LAYER 2

Documentation for LAYER_2 from the Json remedy repository.

Layer 2: Structural Repair

Overview

Layer 2 is the second layer in the JSON Remedy pipeline, responsible for Structural Repair. It fixes missing, extra, and mismatched delimiters using a sophisticated state machine approach to handle complex nested structure issues.

Module: JsonRemedy.Layer2.StructuralRepair
Priority: 2 (runs after Layer 1 Content Cleaning)
Behavior: Implements JsonRemedy.LayerBehaviour

Purpose & Design Philosophy

Layer 2 addresses structural integrity issues in JSON data that commonly occur when:

JSON is truncated or incomplete (missing closing delimiters)
Extra delimiters are accidentally added during editing
Delimiters are mismatched (opening with { but closing with ])
Complex nested structures have inconsistent nesting

The layer uses a character-by-character state machine instead of regex parsing for precise control over delimiter matching and context tracking, following the project’s philosophy of maintainable, efficient implementations.

Core Functionality

1. Missing Delimiter Detection & Repair

Automatically adds missing closing delimiters for incomplete JSON structures:

// Input (truncated JSON)
{"name": "Alice", "profile": {"city": "NYC"

// Output (Layer 2 repaired)
{"name": "Alice", "profile": {"city": "NYC"}}

Features:

Tracks nested context using a context stack
Maintains LIFO order for proper nesting closure
Handles arbitrarily deep nesting levels
Preserves string content and escape sequences
Records repair positions for debugging

Implementation: Uses close_unclosed_contexts/1 to add missing delimiters based on the current context stack.

2. Extra Delimiter Removal

Removes redundant or duplicate delimiters that break JSON structure:

// Input (extra delimiters)
[["item1", "item2"]]  // Double array wrapping
{{"key": "value"}}    // Double object wrapping

// Output (Layer 2 cleaned)
["item1", "item2"]    // Single array
{"key": "value"}      // Single object

Features:

Detects consecutive identical opening delimiters
Uses look-ahead analysis to determine redundancy
Applies heuristics for distinguishing valid from invalid nesting
Handles both bracket [[]] and brace {{}} duplications

Implementation: Uses extra_opening_delimiter?/2 with appears_redundant?/2 heuristics.

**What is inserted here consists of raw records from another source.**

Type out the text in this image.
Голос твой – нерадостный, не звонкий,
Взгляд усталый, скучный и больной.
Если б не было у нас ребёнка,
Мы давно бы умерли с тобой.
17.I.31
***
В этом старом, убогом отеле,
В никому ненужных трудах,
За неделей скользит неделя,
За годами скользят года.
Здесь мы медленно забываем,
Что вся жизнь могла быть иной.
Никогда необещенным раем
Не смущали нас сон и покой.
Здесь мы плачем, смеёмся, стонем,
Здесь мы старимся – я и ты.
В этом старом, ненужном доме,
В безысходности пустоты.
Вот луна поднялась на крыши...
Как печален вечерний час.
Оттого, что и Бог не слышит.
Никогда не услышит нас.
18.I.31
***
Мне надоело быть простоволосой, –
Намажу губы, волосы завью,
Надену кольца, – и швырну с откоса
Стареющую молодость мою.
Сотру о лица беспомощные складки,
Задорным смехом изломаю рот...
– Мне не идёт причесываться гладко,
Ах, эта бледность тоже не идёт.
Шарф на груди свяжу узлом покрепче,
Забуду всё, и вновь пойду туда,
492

3. Delimiter Mismatch Correction

Fixes mismatched opening and closing delimiters:

// Input (mismatched delimiters)
{"items": [1, 2, 3}   // Object opened, array closed with brace
["users": {"name": "Alice"]]  // Array opened, object closed with bracket

// Output (Layer 2 corrected)
{"items": [1, 2, 3]}  // Consistent object-array nesting
["users": {"name": "Alice"}]  // Consistent array-object nesting

Features:

Preserves the opening delimiter’s intent (objects stay objects, arrays stay arrays)
Fixes the closing delimiter to match the opening context
Maintains semantic meaning of the original structure
Tracks mismatches for detailed repair reporting

Implementation: Context stack tracking in handle_closing_brace/2 and handle_closing_bracket/2.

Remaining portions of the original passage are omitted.